10 Gig has been around for a couple of years, but because the equipment required to make it work was very expensive, it use was relegated to the largest of enterprises and to carriers. There, 10 Gig Ethernet was used in campus and wide area environments, where the bandwidth requirements left few other options.
But bandwidth needs have grown everywhere. Smaller enterprises that could have used 10 Gig were put off by the half-million-dollar cost of implementing each massive switch. So smaller operations found themselves trunking multiple 1 Gig connections. This works well enough for communications between switches, but its hard on conduit space—always at a premium in todays buildings. The real problem with trunking, though, is with servers.
While its possible to add multiple network adapters to any individual server, there reaches a point at which it simply doesnt work very well. Because of contention for interrupts and memory access, installing four Gigabit Ethernet cards (for example) on a server doesnt give you 4 gigabits worth of throughput. So high-bandwidth applications needed a better solution, and on Monday, S2io and HP provided it.

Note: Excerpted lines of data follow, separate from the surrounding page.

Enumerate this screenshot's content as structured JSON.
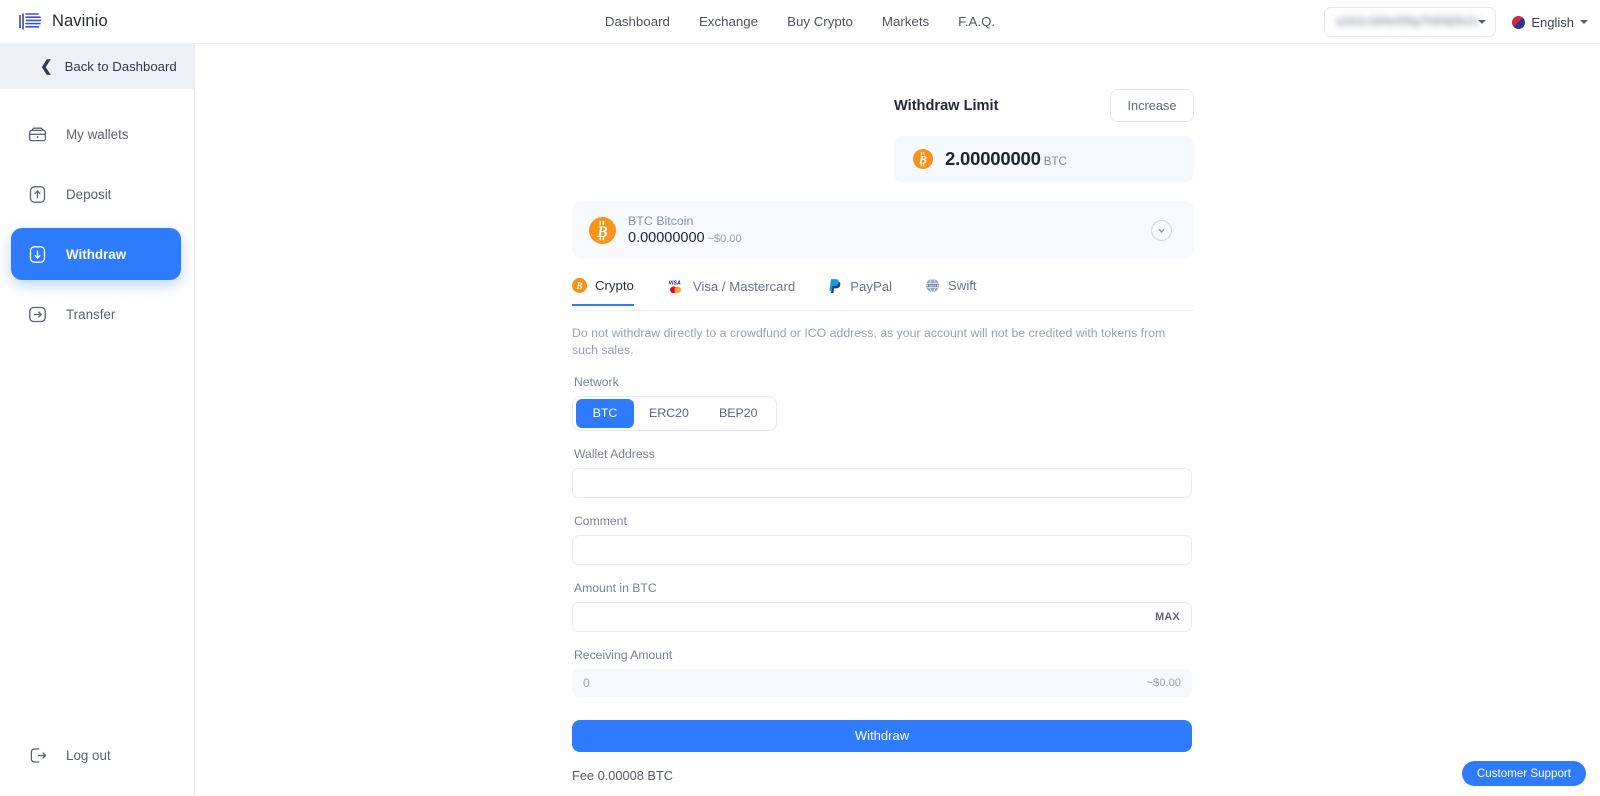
{
  "brand": {
    "name": "Navinio",
    "logo_icon": "navinio-hex-logo"
  },
  "topnav": {
    "items": [
      {
        "label": "Dashboard"
      },
      {
        "label": "Exchange"
      },
      {
        "label": "Buy Crypto"
      },
      {
        "label": "Markets"
      },
      {
        "label": "F.A.Q."
      }
    ]
  },
  "topright": {
    "account": {
      "value": "",
      "icon": "chevron-down-icon"
    },
    "language": {
      "label": "English",
      "flag_icon": "flag-icon",
      "caret_icon": "chevron-down-icon"
    }
  },
  "sidebar": {
    "back": {
      "label": "Back to Dashboard",
      "icon": "chevron-left-icon"
    },
    "items": [
      {
        "label": "My wallets",
        "icon": "wallet-icon",
        "active": false
      },
      {
        "label": "Deposit",
        "icon": "arrow-up-box-icon",
        "active": false
      },
      {
        "label": "Withdraw",
        "icon": "arrow-down-box-icon",
        "active": true
      },
      {
        "label": "Transfer",
        "icon": "arrow-right-box-icon",
        "active": false
      }
    ],
    "logout": {
      "label": "Log out",
      "icon": "logout-icon"
    }
  },
  "withdraw_limit": {
    "title": "Withdraw Limit",
    "increase_label": "Increase",
    "amount": "2.00000000",
    "currency": "BTC",
    "coin_icon": "bitcoin-icon"
  },
  "coin_selector": {
    "symbol_name": "BTC Bitcoin",
    "balance": "0.00000000",
    "usd_value": "~$0.00",
    "coin_icon": "bitcoin-icon",
    "chevron_icon": "chevron-down-circle-icon"
  },
  "method_tabs": [
    {
      "label": "Crypto",
      "icon": "bitcoin-icon",
      "active": true
    },
    {
      "label": "Visa / Mastercard",
      "icon": "visa-mastercard-icon",
      "active": false
    },
    {
      "label": "PayPal",
      "icon": "paypal-icon",
      "active": false
    },
    {
      "label": "Swift",
      "icon": "swift-globe-icon",
      "active": false
    }
  ],
  "notice": "Do not withdraw directly to a crowdfund or ICO address, as your account will not be credited with tokens from such sales.",
  "form": {
    "network_label": "Network",
    "networks": [
      {
        "label": "BTC",
        "active": true
      },
      {
        "label": "ERC20",
        "active": false
      },
      {
        "label": "BEP20",
        "active": false
      }
    ],
    "wallet_address": {
      "label": "Wallet Address",
      "value": "",
      "placeholder": ""
    },
    "comment": {
      "label": "Comment",
      "value": "",
      "placeholder": ""
    },
    "amount": {
      "label": "Amount in BTC",
      "value": "",
      "placeholder": "",
      "max_label": "MAX"
    },
    "receiving": {
      "label": "Receiving Amount",
      "value": "0",
      "usd": "~$0.00"
    },
    "submit_label": "Withdraw",
    "fee": "Fee 0.00008 BTC"
  },
  "support": {
    "label": "Customer Support"
  },
  "colors": {
    "accent": "#2f7bfd",
    "bitcoin_orange": "#f7931a",
    "paypal_blue": "#253b80",
    "text_dark": "#23293a",
    "text_muted": "#8b92a4",
    "panel_bg": "#f7f9fd",
    "sidebar_back_bg": "#edf0f5"
  }
}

HP will sell the new adapter card as an OEM product for its 9000 and Integrity lines of servers. The adapters are available now and should start showing up in HP sales material nearly any time. HP hasnt disclosed pricing. But the new PCI-X cards will provide nearly 8 gigabits per second of throughput in each slot, and because they offload network traffic processing from the main CPU, this throughput might actually be achievable.
Of course, a new adapter card is only part of the picture. If you still have to drop a cool half million to play in this game, its a non-starter for most companies. But at the same time that HP and S2io announced the new adapter card, HP also announced a new 10 Gig stackable, affordable, Model 6400cl ProCurve switch. This, coupled with a new line of 10 Gig stackable switches from Foundry Networks, announced last month, now make it feasible for an enterprise to consider a 10 Gig data center that is actually affordable.

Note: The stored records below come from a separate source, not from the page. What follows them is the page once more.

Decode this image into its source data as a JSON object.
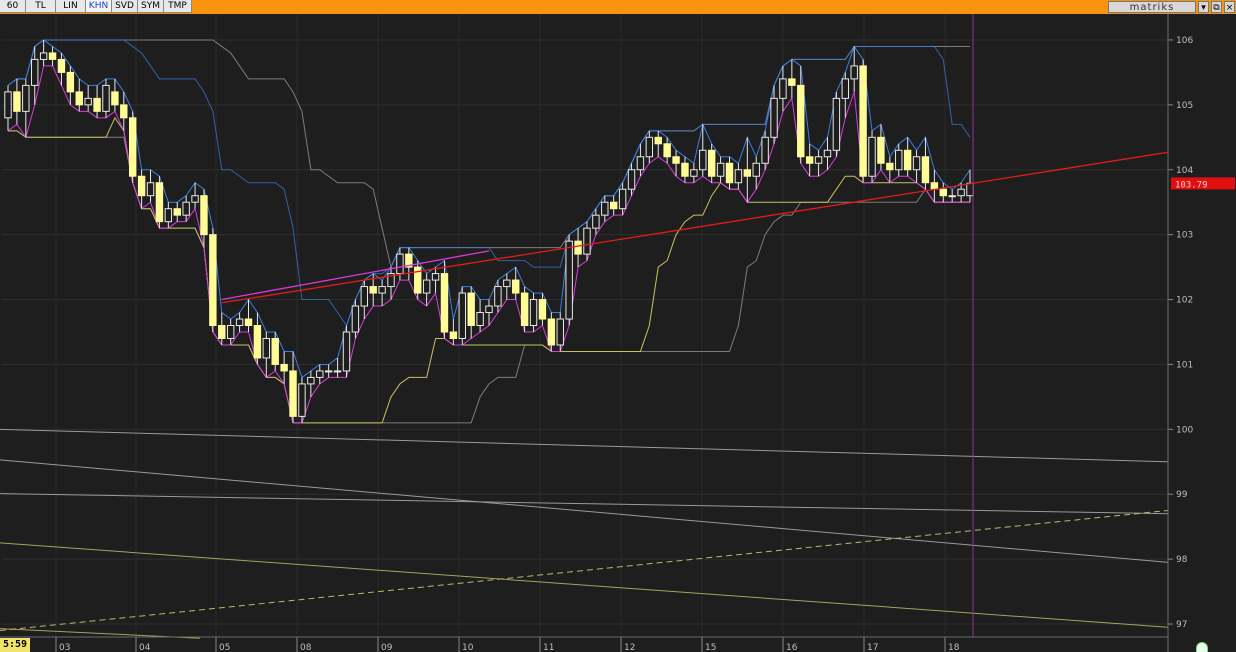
{
  "toolbar": {
    "buttons": [
      "60",
      "TL",
      "LIN",
      "KHN",
      "SVD",
      "SYM",
      "TMP"
    ],
    "active": "KHN",
    "brand": "matriks",
    "background": "#f7930f"
  },
  "time_label": "5:59",
  "colors": {
    "background": "#1e1e1e",
    "candle_up": "#fffb96",
    "candle_down": "#fffb96",
    "envelope_upper": "#3a7fe0",
    "envelope_lower": "#d93adc",
    "trend_line": "#e01c1c",
    "price_badge": "#e01010",
    "cursor_line": "#9b2f9b",
    "axis_text": "#bdbdbd",
    "yellow_line": "#c8c060",
    "channel_line": "#7c7c7c"
  },
  "chart_data": {
    "type": "candlestick",
    "title": "",
    "xlabel": "",
    "ylabel": "",
    "ylim": [
      96.8,
      106.4
    ],
    "yticks": [
      97,
      98,
      99,
      100,
      101,
      102,
      103,
      104,
      105,
      106
    ],
    "xticks": [
      "03",
      "04",
      "05",
      "08",
      "09",
      "10",
      "11",
      "12",
      "15",
      "16",
      "17",
      "18"
    ],
    "grid": true,
    "last_price": "103.79",
    "candles": [
      [
        104.8,
        105.3,
        104.6,
        105.2
      ],
      [
        105.2,
        105.4,
        104.7,
        104.9
      ],
      [
        104.9,
        105.4,
        104.5,
        105.3
      ],
      [
        105.3,
        105.9,
        105.0,
        105.7
      ],
      [
        105.7,
        106.0,
        105.6,
        105.8
      ],
      [
        105.8,
        105.9,
        105.6,
        105.7
      ],
      [
        105.7,
        105.8,
        105.3,
        105.5
      ],
      [
        105.5,
        105.6,
        105.0,
        105.2
      ],
      [
        105.2,
        105.4,
        104.9,
        105.0
      ],
      [
        105.0,
        105.3,
        104.9,
        105.1
      ],
      [
        105.1,
        105.3,
        104.8,
        104.9
      ],
      [
        104.9,
        105.4,
        104.8,
        105.3
      ],
      [
        105.2,
        105.4,
        104.9,
        105.0
      ],
      [
        105.0,
        105.2,
        104.6,
        104.8
      ],
      [
        104.8,
        104.9,
        103.8,
        103.9
      ],
      [
        103.9,
        104.0,
        103.4,
        103.6
      ],
      [
        103.6,
        104.0,
        103.5,
        103.8
      ],
      [
        103.8,
        103.9,
        103.1,
        103.2
      ],
      [
        103.2,
        103.5,
        103.1,
        103.4
      ],
      [
        103.4,
        103.5,
        103.2,
        103.3
      ],
      [
        103.3,
        103.6,
        103.2,
        103.5
      ],
      [
        103.5,
        103.8,
        103.4,
        103.6
      ],
      [
        103.6,
        103.7,
        102.8,
        103.0
      ],
      [
        103.0,
        103.1,
        101.5,
        101.6
      ],
      [
        101.6,
        101.8,
        101.3,
        101.4
      ],
      [
        101.4,
        101.7,
        101.3,
        101.6
      ],
      [
        101.6,
        101.8,
        101.5,
        101.7
      ],
      [
        101.7,
        102.0,
        101.5,
        101.6
      ],
      [
        101.6,
        101.8,
        101.0,
        101.1
      ],
      [
        101.1,
        101.5,
        100.8,
        101.4
      ],
      [
        101.4,
        101.5,
        100.9,
        101.0
      ],
      [
        101.0,
        101.2,
        100.7,
        100.9
      ],
      [
        100.9,
        101.2,
        100.1,
        100.2
      ],
      [
        100.2,
        100.8,
        100.1,
        100.7
      ],
      [
        100.7,
        100.9,
        100.5,
        100.8
      ],
      [
        100.8,
        101.0,
        100.7,
        100.9
      ],
      [
        100.9,
        101.0,
        100.8,
        100.9
      ],
      [
        100.9,
        101.1,
        100.8,
        100.9
      ],
      [
        100.9,
        101.6,
        100.8,
        101.5
      ],
      [
        101.5,
        102.0,
        101.4,
        101.9
      ],
      [
        101.9,
        102.3,
        101.7,
        102.2
      ],
      [
        102.2,
        102.4,
        101.9,
        102.1
      ],
      [
        102.1,
        102.3,
        101.9,
        102.2
      ],
      [
        102.2,
        102.5,
        102.0,
        102.4
      ],
      [
        102.4,
        102.8,
        102.3,
        102.7
      ],
      [
        102.7,
        102.8,
        102.3,
        102.5
      ],
      [
        102.5,
        102.6,
        102.0,
        102.1
      ],
      [
        102.1,
        102.4,
        101.9,
        102.3
      ],
      [
        102.3,
        102.5,
        102.1,
        102.4
      ],
      [
        102.4,
        102.6,
        101.4,
        101.5
      ],
      [
        101.5,
        101.7,
        101.3,
        101.4
      ],
      [
        101.4,
        102.2,
        101.3,
        102.1
      ],
      [
        102.1,
        102.2,
        101.4,
        101.6
      ],
      [
        101.6,
        102.0,
        101.5,
        101.8
      ],
      [
        101.8,
        102.0,
        101.6,
        101.9
      ],
      [
        101.9,
        102.3,
        101.8,
        102.2
      ],
      [
        102.2,
        102.4,
        102.0,
        102.3
      ],
      [
        102.3,
        102.5,
        102.0,
        102.1
      ],
      [
        102.1,
        102.2,
        101.5,
        101.6
      ],
      [
        101.6,
        102.1,
        101.5,
        102.0
      ],
      [
        102.0,
        102.1,
        101.6,
        101.7
      ],
      [
        101.7,
        101.8,
        101.2,
        101.3
      ],
      [
        101.3,
        101.8,
        101.2,
        101.7
      ],
      [
        101.7,
        103.0,
        101.6,
        102.9
      ],
      [
        102.9,
        103.1,
        102.5,
        102.7
      ],
      [
        102.7,
        103.2,
        102.6,
        103.1
      ],
      [
        103.1,
        103.4,
        103.0,
        103.3
      ],
      [
        103.3,
        103.6,
        103.2,
        103.5
      ],
      [
        103.5,
        103.6,
        103.3,
        103.4
      ],
      [
        103.4,
        103.8,
        103.3,
        103.7
      ],
      [
        103.7,
        104.1,
        103.6,
        104.0
      ],
      [
        104.0,
        104.4,
        103.9,
        104.2
      ],
      [
        104.2,
        104.6,
        104.1,
        104.5
      ],
      [
        104.5,
        104.6,
        104.2,
        104.4
      ],
      [
        104.4,
        104.5,
        104.1,
        104.2
      ],
      [
        104.2,
        104.3,
        103.9,
        104.1
      ],
      [
        104.1,
        104.2,
        103.8,
        103.9
      ],
      [
        103.9,
        104.1,
        103.8,
        104.0
      ],
      [
        104.0,
        104.7,
        103.9,
        104.3
      ],
      [
        104.3,
        104.4,
        103.8,
        103.9
      ],
      [
        103.9,
        104.2,
        103.8,
        104.1
      ],
      [
        104.1,
        104.2,
        103.7,
        103.8
      ],
      [
        103.8,
        104.1,
        103.7,
        104.0
      ],
      [
        104.0,
        104.5,
        103.5,
        103.9
      ],
      [
        103.9,
        104.2,
        103.7,
        104.1
      ],
      [
        104.1,
        104.6,
        104.0,
        104.5
      ],
      [
        104.5,
        105.3,
        104.4,
        105.1
      ],
      [
        105.1,
        105.6,
        104.9,
        105.4
      ],
      [
        105.4,
        105.7,
        105.1,
        105.3
      ],
      [
        105.3,
        105.6,
        104.1,
        104.2
      ],
      [
        104.2,
        104.4,
        103.9,
        104.1
      ],
      [
        104.1,
        104.3,
        103.9,
        104.2
      ],
      [
        104.2,
        104.5,
        104.0,
        104.3
      ],
      [
        104.3,
        105.2,
        104.2,
        105.1
      ],
      [
        105.1,
        105.5,
        104.8,
        105.4
      ],
      [
        105.4,
        105.9,
        105.2,
        105.6
      ],
      [
        105.6,
        105.7,
        103.8,
        103.9
      ],
      [
        103.9,
        104.6,
        103.8,
        104.5
      ],
      [
        104.5,
        104.7,
        104.0,
        104.1
      ],
      [
        104.1,
        104.2,
        103.8,
        104.0
      ],
      [
        104.0,
        104.4,
        103.9,
        104.3
      ],
      [
        104.3,
        104.5,
        103.9,
        104.0
      ],
      [
        104.0,
        104.3,
        103.8,
        104.2
      ],
      [
        104.2,
        104.5,
        103.7,
        103.8
      ],
      [
        103.8,
        104.0,
        103.5,
        103.7
      ],
      [
        103.7,
        103.8,
        103.5,
        103.6
      ],
      [
        103.6,
        103.7,
        103.5,
        103.6
      ],
      [
        103.6,
        103.8,
        103.5,
        103.7
      ],
      [
        103.6,
        104.0,
        103.5,
        103.79
      ]
    ]
  }
}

Even better, the enterprise 10 Gig world grows in other areas. Alcatel announced a series of enterprise switches this week with 10 Gigabit Ethernet uplinks. Last week Cisco announced 10 Gig uplinks for 20 products. While none of these products, taken individually, would have a huge effect, their near-simultaneous arrival is very important. In the space of less than a month, real, affordable, 10 Gigabit Ethernet solutions are within the reach of most medium to large enterprises. While theres currently only one company with major server contracts (S2io has landed deals with HP and Sun) theres no question that other adapter makers, including Intel and Broadcom, arent far behind.
When this happens, the resulting price drops will bring 10 Gig to even more enterprises. You can assume that it will be available to your business sooner rather than later. But theres always the question of what this means. Just as happened with the spread of Gigabit Ethernet, which spread mainly as a series of capabilities that could be capitalized upon as more and more computers and more and more switches began supporting Gig interfaces, so to will 10 Gig spread slowly at first. But it will spread, and in the meantime, if you really need the bandwidth, you can have it now.